Regardless of which pricing option you choose, the eligibility and program requirements are the same. For current rates, please visit the website at www.oregonbond.us. To qualify, eligible borrowers must meet all applicable program and lender requirements. To help you get started, please give me a call at 971-645-6977 or email me at email@example.com.

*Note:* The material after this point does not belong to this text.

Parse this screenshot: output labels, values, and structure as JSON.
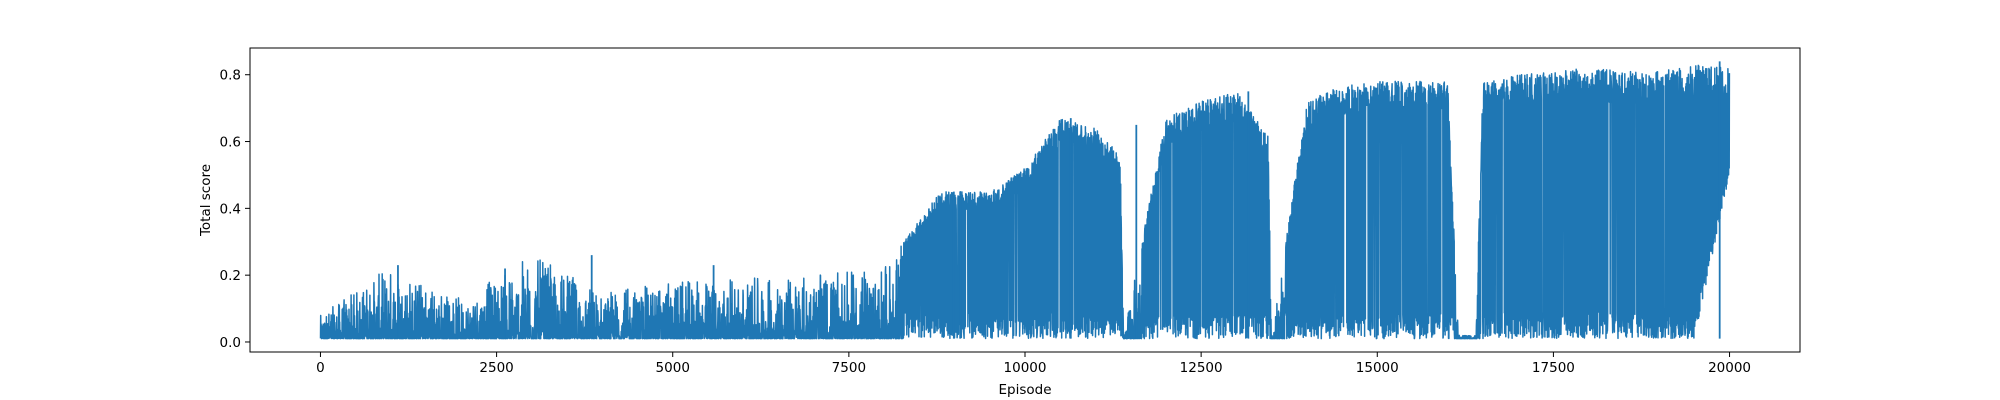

A qualified homebuyer cannot have an annual gross household income that exceeds program limits effective June 25, 2014. Visit the website at www.oregonbond.us for a complete list of limits by region and household size. To qualify, you must be a first time homebuyer, which means you have not owned and occupied a primary residence at any time during the three-year period prior to the date you sign your mortgage and Note. (This requirement is waived if the property being purchased is located in a “Targeted Area” and you have transferred any residential property previously owned prior to closing the loan.) Targeted Areas include all of Baker, Clatsop, Coos, Crook, Harney, Jefferson, Josephine, Klamath, Lake, Malheur, Union, Wallowa and Wheeler counties; cities (within the city limits) of Ashland, Milton-Freewater, Myrtle Creek, Port Orford, Silverton, Turner and Vernonia; and portions of Albany, Eugene, Medford and Portland. Your lender or OHCS can advise you on if the property is in a Targeted Area. Only Oregon residents are eligible. There is no minimum time of residency prior to closing.
Types of Loans Available
All loans under the Residential Loan Program must be insured under the Federal Housing Administration (FHA) or guaranteed by Rural Development. The maximum loan amount will be based on the appraised value of the property or purchase price, whichever is less. Loans that close with a loan-to-value of 80 percent or less do not require mortgage insurance. The funds may not be used to refinance an existing home loan. The mortgage loan term for a site-built house is 15 to 30 years. It’s the same for a manufactured home, as long as it is permanently located on a lot owned by the borrower if the respective mortgage insurer insures the home to 30 years. The loan origination fee and discount will vary with each loan, but in all cases the combined loan origination fee and discount points cannot exceed 1.75 percent of the amount of the note.
Houses that qualify for the Residential Loan Program can be new or previously owned, site-built homes, manufactured homes (permanently attached to acceptable foundations), condominiums, or units in a Planned Unit Development. They can be located anywhere in Oregon. The maximum purchase price varies by county and whether the property is in a community designated as a Target Area.